Much of Westen's theoretical work has attempted to bridge perspectives, particularly cognitive, psychodynamic, and evolutionary. He has published over 200 research papers in the scientific literature.

=== Political bias study ===
In January 2006 a group of scientists led by Westen announced at the annual Society for Personality and Social Psychology conference in Palm Springs, California the results of a study in which functional magnetic resonance imaging (fMRI) showed that self-described Democrats and Republicans responded to negative remarks about their political candidate of choice in systematically biased ways.

Specifically, when Republican test subjects were shown self-contradictory quotes by George W. Bush and when Democratic test subjects were shown self-contradictory quotes by John Kerry, both groups tended to explain away the apparent contradictions in a manner biased to favor their candidate of choice. Similarly, areas of the brain responsible for reasoning (notably the dorsolateral prefrontal cortex) did not respond during the time subjects were coming to these conclusions, whereas circuits involved in processing negative emotion (e.g., the insular gyrus), conflict monitoring and resolution (the anterior cingulate), and what the researchers presumed to be unconscious emotion regulation (neural activity in the ventromedial and orbital prefrontal cortex) showed increased activity as compared to the subjects’ responses to politically neutral statements associated with politically neutral people (such as Tom Hanks).

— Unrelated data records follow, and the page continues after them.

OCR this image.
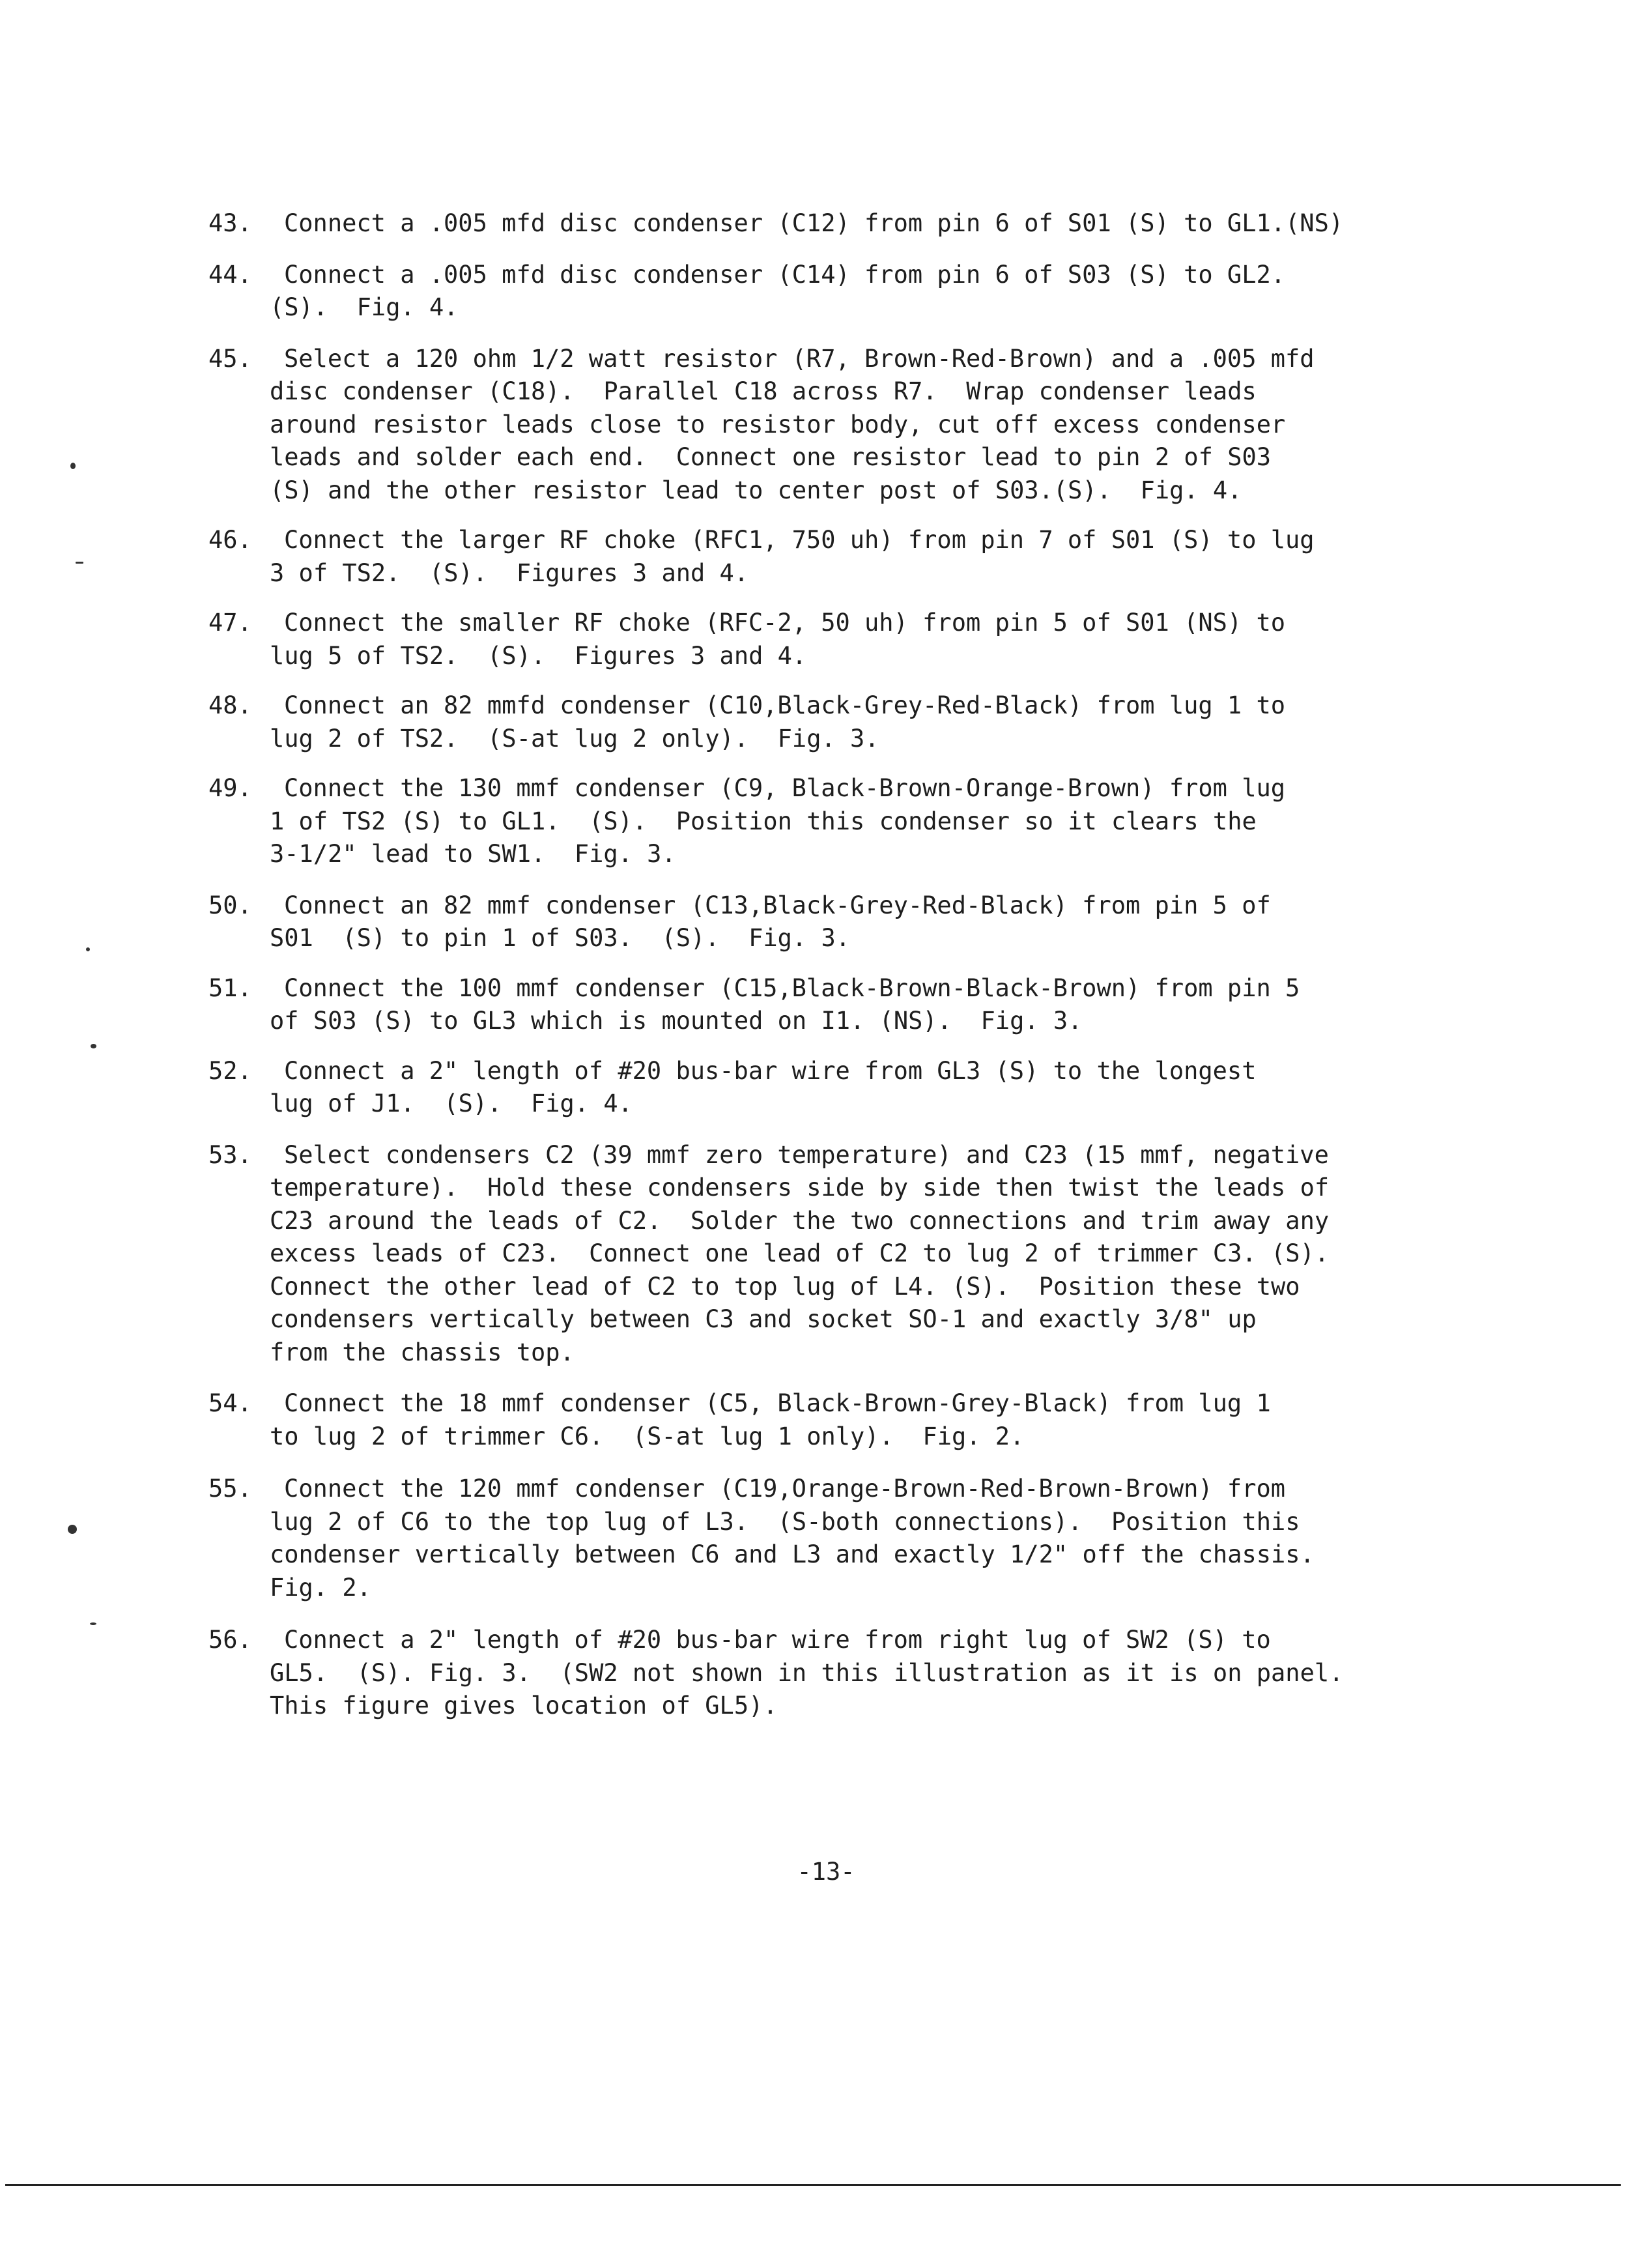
43.	Connect a .005 mfd disc condenser (C12) from pin 6 of S01 (S) to GL1.(NS)
44.	Connect a .005 mfd disc condenser (C14) from pin 6 of S03 (S) to GL2.
(S).  Fig. 4.
45.	Select a 120 ohm 1/2 watt resistor (R7, Brown-Red-Brown) and a .005 mfd
disc condenser (C18).  Parallel C18 across R7.  Wrap condenser leads
around resistor leads close to resistor body, cut off excess condenser
leads and solder each end.  Connect one resistor lead to pin 2 of S03
(S) and the other resistor lead to center post of S03.(S).  Fig. 4.
46.	Connect the larger RF choke (RFC1, 750 uh) from pin 7 of S01 (S) to lug
3 of TS2.  (S).  Figures 3 and 4.
47.	Connect the smaller RF choke (RFC-2, 50 uh) from pin 5 of S01 (NS) to
lug 5 of TS2.  (S).  Figures 3 and 4.
48.	Connect an 82 mmfd condenser (C10,Black-Grey-Red-Black) from lug 1 to
lug 2 of TS2.  (S-at lug 2 only).  Fig. 3.
49.	Connect the 130 mmf condenser (C9, Black-Brown-Orange-Brown) from lug
1 of TS2 (S) to GL1.  (S).  Position this condenser so it clears the
3-1/2" lead to SW1.  Fig. 3.
50.	Connect an 82 mmf condenser (C13,Black-Grey-Red-Black) from pin 5 of
S01  (S) to pin 1 of S03.  (S).  Fig. 3.
51.	Connect the 100 mmf condenser (C15,Black-Brown-Black-Brown) from pin 5
of S03 (S) to GL3 which is mounted on I1. (NS).  Fig. 3.
52.	Connect a 2" length of #20 bus-bar wire from GL3 (S) to the longest
lug of J1.  (S).  Fig. 4.
53.	Select condensers C2 (39 mmf zero temperature) and C23 (15 mmf, negative
temperature).  Hold these condensers side by side then twist the leads of
C23 around the leads of C2.  Solder the two connections and trim away any
excess leads of C23.  Connect one lead of C2 to lug 2 of trimmer C3. (S).
Connect the other lead of C2 to top lug of L4. (S).  Position these two
condensers vertically between C3 and socket SO-1 and exactly 3/8" up
from the chassis top.
54.	Connect the 18 mmf condenser (C5, Black-Brown-Grey-Black) from lug 1
to lug 2 of trimmer C6.  (S-at lug 1 only).  Fig. 2.
55.	Connect the 120 mmf condenser (C19,Orange-Brown-Red-Brown-Brown) from
lug 2 of C6 to the top lug of L3.  (S-both connections).  Position this
condenser vertically between C6 and L3 and exactly 1/2" off the chassis.
Fig. 2.
56.	Connect a 2" length of #20 bus-bar wire from right lug of SW2 (S) to
GL5.  (S). Fig. 3.  (SW2 not shown in this illustration as it is on panel.
This figure gives location of GL5).
-13-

Subjects were then presented with information that exonerated their candidate of choice. When this occurred, areas of the brain involved in reward (notably dopamine-rich regions such as the striatum / nucleus accumbens) showed increased activity, essentially reinforcing both their positive feelings toward their favored candidate and defensive reasoning.

Westen said,
 None of the circuits involved in conscious reasoning were particularly engaged... Essentially, it appears as if partisans twirl the cognitive kaleidoscope until they get the conclusions they want... Everyone... may reason to emotionally biased judgments when they have a vested interest in how to interpret 'the facts.'
The study was published in the Journal of Cognitive Neuroscience 18:11, pp. 1947–58, a peer-reviewed scientific journal.

=== Books ===
In 2007, PublicAffairs published Westen's The Political Brain. The book has been widely used by political candidates and leaders around the world and is credited as having influenced campaign strategies in a number of races, beginning with the 2008 Presidential race. President Bill Clinton described it as one of the most significant books in politics he had read in a decade.

==Personal life==
He is divorced and has two children.